Empty cans used for begging line the entrance of a house in the overcrowded neighbourhood of Grand Yoff in the Senegalese capital, Dakar, where a `marabout’ [Koranic teacher] and 10 boys rent two mosquito-infested rooms.
The boys sleep together on the concrete floor. Each morning they get up, take the empty cans and head onto the street to beg for breakfast.
These boys are `talibes’, followers of a `marabout’, to whom they were entrusted by their families to learn the Koran. But their `marabout’ - like many others who are caretakers of an estimated 10,000 children in Dakar and up to 100,000 across the country according to UNICEF - does not have the means to support them.
Thousands of `talibes’ spend hours each day walking the city in search of scraps of food and begging for money to meet a daily quota exacted by their `marabouts’, or face beatings, talibe children told IRIN.
Often with ripped clothes, barefoot and filthy, the children move alone or in packs. Many never learn the Koran, officials from non-governmental organisations (NGOs) say, and rarely do they attain adequate schooling that will lead to jobs when they become adults.
Despite the efforts of NGOs and government agencies to tackle the problem, it continues and may, according to some aid organisations such as Samusocial Sénégal, it may be growing.
NGOs Worldvision and Tostan and government officials from the Ministry of Solidarity cited three main obstacles to solving the problem: persistent poverty, an inadequate response by the government and the power of `marabouts’ in Senegalese society.
“The [`marabout’] system goes above the president,” said Ann Birch, communications leader for World Vision Senegal, and a photographer who has documented `talibe’ children.
People consult `marabouts’ on family matters, money questions, for professional advice, and even guidance on how to vote, Imam Mamadou Ndiaye, director of teaching at the Islamic Institute of Dakar, told IRIN. They are influential in all levels of society.
`Marabouts’ demand that their `talibes’ give them a daily average minimum of 350 CFA francs (77 US cents), according to various children IRIN interviewed. That is a considerable sum in a country where over half the population lives on less than two dollars a day.
“The economic stakes are enormous,” explained Isabelle de Guillebon, director of Samusocial Sénégal, one of many local NGOs working with street children in Senegal.
“People are making more money off [child] begging than they would if they had jobs,” said Mouhamed Chérif Diop, programme coordinator for the local NGO, Tostan, which helps to reintegrate `talibes’ with their families.
A hesitant government
In 2005 the government passed stricter laws against begging, including stronger sentences for mistreating children.
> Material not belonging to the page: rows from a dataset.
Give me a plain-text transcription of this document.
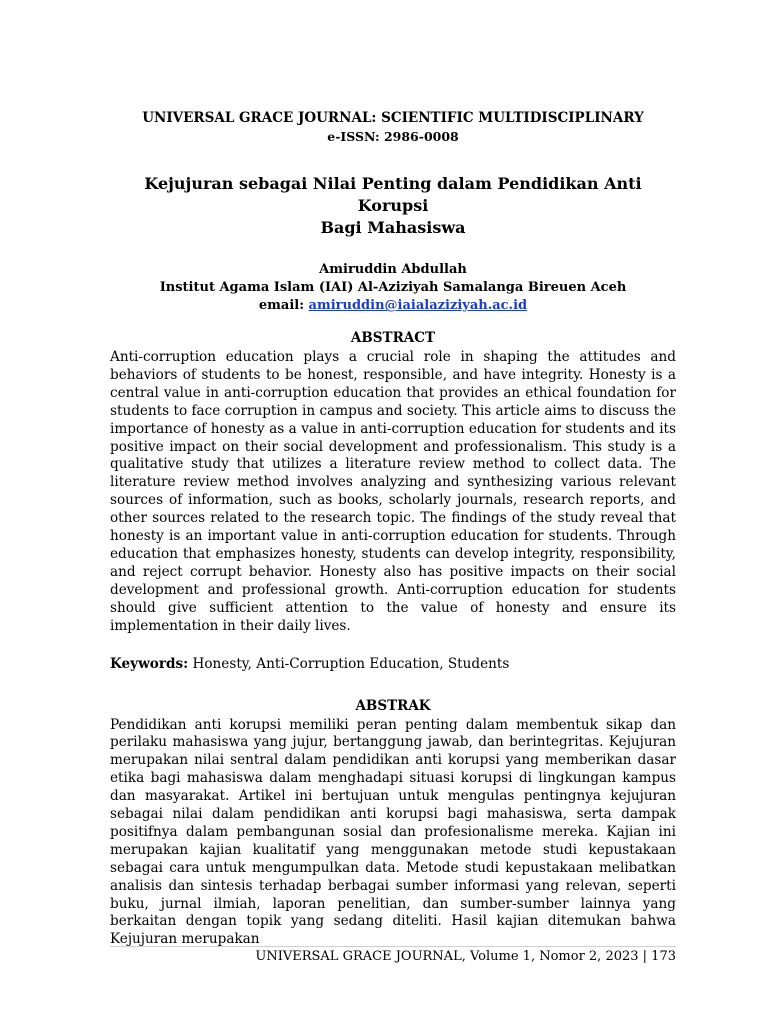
UNIVERSAL GRACE JOURNAL: SCIENTIFIC MULTIDISCIPLINARY
e-ISSN: 2986-0008
Kejujuran sebagai Nilai Penting dalam Pendidikan Anti Korupsi
Bagi Mahasiswa
Amiruddin Abdullah
Institut Agama Islam (IAI) Al-Aziziyah Samalanga Bireuen Aceh
email: amiruddin@iaialaziziyah.ac.id
ABSTRACT

Anti-corruption education plays a crucial role in shaping the attitudes and behaviors of students to be honest, responsible, and have integrity. Honesty is a central value in anti-corruption education that provides an ethical foundation for students to face corruption in campus and society. This article aims to discuss the importance of honesty as a value in anti-corruption education for students and its positive impact on their social development and professionalism. This study is a qualitative study that utilizes a literature review method to collect data. The literature review method involves analyzing and synthesizing various relevant sources of information, such as books, scholarly journals, research reports, and other sources related to the research topic. The findings of the study reveal that honesty is an important value in anti-corruption education for students. Through education that emphasizes honesty, students can develop integrity, responsibility, and reject corrupt behavior. Honesty also has positive impacts on their social development and professional growth. Anti-corruption education for students should give sufficient attention to the value of honesty and ensure its implementation in their daily lives.

Keywords: Honesty, Anti-Corruption Education, Students
ABSTRAK

Pendidikan anti korupsi memiliki peran penting dalam membentuk sikap dan perilaku mahasiswa yang jujur, bertanggung jawab, dan berintegritas. Kejujuran merupakan nilai sentral dalam pendidikan anti korupsi yang memberikan dasar etika bagi mahasiswa dalam menghadapi situasi korupsi di lingkungan kampus dan masyarakat. Artikel ini bertujuan untuk mengulas pentingnya kejujuran sebagai nilai dalam pendidikan anti korupsi bagi mahasiswa, serta dampak positifnya dalam pembangunan sosial dan profesionalisme mereka. Kajian ini merupakan kajian kualitatif yang menggunakan metode studi kepustakaan sebagai cara untuk mengumpulkan data. Metode studi kepustakaan melibatkan analisis dan sintesis terhadap berbagai sumber informasi yang relevan, seperti buku, jurnal ilmiah, laporan penelitian, dan sumber-sumber lainnya yang berkaitan dengan topik yang sedang diteliti. Hasil kajian ditemukan bahwa Kejujuran merupakan

UNIVERSAL GRACE JOURNAL, Volume 1, Nomor 2, 2023 | 173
But what is missing, many NGO representatives told IRIN, is government-wide regulation of the Koranic schools.
According to Tostan’s Mouhamed Chérif Diop, “until the government regulates the thousands of informal Koranic schools so that not just anyone can open a `daara’ [Koranic school] the problem will not go away.”
The government is currently creating ‘modern daaras’ in which children do not go out to beg. But “there is lots of talk and very little action,” says Isabelle de Guillebon, director of NGO Samusocial Sénégal. “These steps are more for show and the anti-begging law isn’t being enforced.”
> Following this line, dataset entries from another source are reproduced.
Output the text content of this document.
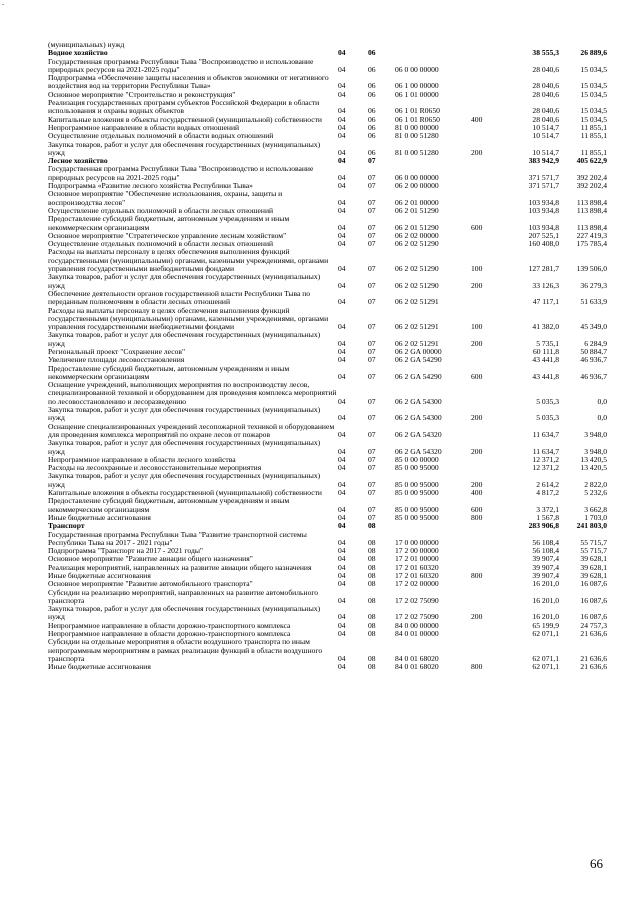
-
(муниципальных) нужд						
Водное хозяйство	04	06			38 555,3	26 889,6
Государственная программа Республики Тыва "Воспроизводство и использование природных ресурсов на 2021-2025 годы"	04	06	06 0 00 00000		28 040,6	15 034,5
Подпрограмма «Обеспечение защиты населения и объектов экономики от негативного воздействия вод на территории Республики Тыва»	04	06	06 1 00 00000		28 040,6	15 034,5
Основное мероприятие "Строительство и реконструкция"	04	06	06 1 01 00000		28 040,6	15 034,5
Реализация государственных программ субъектов Российской Федерации в области использования и охраны водных объектов	04	06	06 1 01 R0650		28 040,6	15 034,5
Капитальные вложения в объекты государственной (муниципальной) собственности	04	06	06 1 01 R0650	400	28 040,6	15 034,5
Непрограммное направление в области водных отношений	04	06	81 0 00 00000		10 514,7	11 855,1
Осуществление отдельных полномочий в области водных отношений	04	06	81 0 00 51280		10 514,7	11 855,1
Закупка товаров, работ и услуг для обеспечения государственных (муниципальных) нужд	04	06	81 0 00 51280	200	10 514,7	11 855,1
Лесное хозяйство	04	07			383 942,9	405 622,9
Государственная программа Республики Тыва "Воспроизводство и использование природных ресурсов на 2021-2025 годы"	04	07	06 0 00 00000		371 571,7	392 202,4
Подпрограмма «Развитие лесного хозяйства Республики Тыва»	04	07	06 2 00 00000		371 571,7	392 202,4
Основное мероприятие "Обеспечение использования, охраны, защиты и воспроизводства лесов"	04	07	06 2 01 00000		103 934,8	113 898,4
Осуществление отдельных полномочий в области лесных отношений	04	07	06 2 01 51290		103 934,8	113 898,4
Предоставление субсидий бюджетным, автономным учреждениям и иным некоммерческим организациям	04	07	06 2 01 51290	600	103 934,8	113 898,4
Основное мероприятие "Стратегическое управление лесным хозяйством"	04	07	06 2 02 00000		207 525,1	227 419,3
Осуществление отдельных полномочий в области лесных отношений	04	07	06 2 02 51290		160 408,0	175 785,4
Расходы на выплаты персоналу в целях обеспечения выполнения функций государственными (муниципальными) органами, казенными учреждениями, органами управления государственными внебюджетными фондами	04	07	06 2 02 51290	100	127 281,7	139 506,0
Закупка товаров, работ и услуг для обеспечения государственных (муниципальных) нужд	04	07	06 2 02 51290	200	33 126,3	36 279,3
Обеспечение деятельности органов государственной власти Республики Тыва по переданным полномочиям в области лесных отношений	04	07	06 2 02 51291		47 117,1	51 633,9
Расходы на выплаты персоналу в целях обеспечения выполнения функций государственными (муниципальными) органами, казенными учреждениями, органами управления государственными внебюджетными фондами	04	07	06 2 02 51291	100	41 382,0	45 349,0
Закупка товаров, работ и услуг для обеспечения государственных (муниципальных) нужд	04	07	06 2 02 51291	200	5 735,1	6 284,9
Региональный проект "Сохранение лесов"	04	07	06 2 GA 00000		60 111,8	50 884,7
Увеличение площади лесовосстановления	04	07	06 2 GA 54290		43 441,8	46 936,7
Предоставление субсидий бюджетным, автономным учреждениям и иным некоммерческим организациям	04	07	06 2 GA 54290	600	43 441,8	46 936,7
Оснащение учреждений, выполняющих мероприятия по воспроизводству лесов, специализированной техникой и оборудованием для проведения комплекса мероприятий по лесовосстановлению и лесоразведению	04	07	06 2 GA 54300		5 035,3	0,0
Закупка товаров, работ и услуг для обеспечения государственных (муниципальных) нужд	04	07	06 2 GA 54300	200	5 035,3	0,0
Оснащение специализированных учреждений лесопожарной техникой и оборудованием для проведения комплекса мероприятий по охране лесов от пожаров	04	07	06 2 GA 54320		11 634,7	3 948,0
Закупка товаров, работ и услуг для обеспечения государственных (муниципальных) нужд	04	07	06 2 GA 54320	200	11 634,7	3 948,0
Непрограммное направление в области лесного хозяйства	04	07	85 0 00 00000		12 371,2	13 420,5
Расходы на лесоохранные и лесовосстановительные мероприятия	04	07	85 0 00 95000		12 371,2	13 420,5
Закупка товаров, работ и услуг для обеспечения государственных (муниципальных) нужд	04	07	85 0 00 95000	200	2 614,2	2 822,0
Капитальные вложения в объекты государственной (муниципальной) собственности	04	07	85 0 00 95000	400	4 817,2	5 232,6
Предоставление субсидий бюджетным, автономным учреждениям и иным некоммерческим организациям	04	07	85 0 00 95000	600	3 372,1	3 662,8
Иные бюджетные ассигнования	04	07	85 0 00 95000	800	1 567,8	1 703,0
Транспорт	04	08			283 906,8	241 803,0
Государственная программа Республики Тыва "Развитие транспортной системы Республики Тыва на 2017 - 2021 годы"	04	08	17 0 00 00000		56 108,4	55 715,7
Подпрограмма "Транспорт на 2017 - 2021 годы"	04	08	17 2 00 00000		56 108,4	55 715,7
Основное мероприятие "Развитие авиации общего назначения"	04	08	17 2 01 00000		39 907,4	39 628,1
Реализация мероприятий, направленных на развитие авиации общего назначения	04	08	17 2 01 60320		39 907,4	39 628,1
Иные бюджетные ассигнования	04	08	17 2 01 60320	800	39 907,4	39 628,1
Основное мероприятие "Развитие автомобильного транспорта"	04	08	17 2 02 00000		16 201,0	16 087,6
Субсидии на реализацию мероприятий, направленных на развитие автомобильного транспорта	04	08	17 2 02 75090		16 201,0	16 087,6
Закупка товаров, работ и услуг для обеспечения государственных (муниципальных) нужд	04	08	17 2 02 75090	200	16 201,0	16 087,6
Непрограммное направление в области дорожно-транспортного комплекса	04	08	84 0 00 00000		65 199,9	24 757,3
Непрограммное направление в области дорожно-транспортного комплекса	04	08	84 0 01 00000		62 071,1	21 636,6
Субсидии на отдельные мероприятия в области воздушного транспорта по иным непрограммным мероприятиям в рамках реализации функций в области воздушного транспорта	04	08	84 0 01 68020		62 071,1	21 636,6
Иные бюджетные ассигнования	04	08	84 0 01 68020	800	62 071,1	21 636,6
66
Some officials in the government even blame the persistence of `talibes’ on elected politicians, whom they say are unwilling to tackle the issue. “The state does not want to commit itself to solving the problem because it touches on religion,” Amadou Camara, head of non-conventional learning at the Ministry of Solidarity, told IRIN.
“In every big city, there is a religious leader who has disciples in high places in the social administration.”
Some officials said the solution is to help `marabouts’ generate revenue so they do not need their pupils to go out and beg.
The government Ministry of Solidarity has funds to support up to 100 `daaras’ every year to try to reduce `marabout’ dependence on begging for income, said Camara, adding that some schools could come away with 500,000 CFA francs a year (US$1,105).
Some NGO officials do not see that as a solution. “It endorses an abnormal situation,” said Mouhamed Chérif Diop, programme coordinator for Tostan. But Camara said: “If you give absolutely nothing, it’s even worse.”
NGO officials admit that their programmes are too small and uncoordinated to address the problem. “We do [all we can] with our limited means,” Samusocial Sénégal’s de Guillebon said, “but little actions we do of returning three or four children [to their families] is not going to solve the problem for 10,000 child beggars in Dakar.”
Some NGOs have tried to encourage `marabouts’ in Dakar to return home to their rural villages and find alternative incomes. With support from the UN Children’s Fund (UNICEF), the NGO Enda has helped one `marabout’ and 47 `talibes’ return to his [the `marabout’s’] home village of Pout, where he now grows vegetables and no longer sends his pupils begging.
But “actions are not systematic or on a big scale,” ENDA’s resource coordinator, Moustapha Diop told IRIN. “There needs to be a much more global approach.”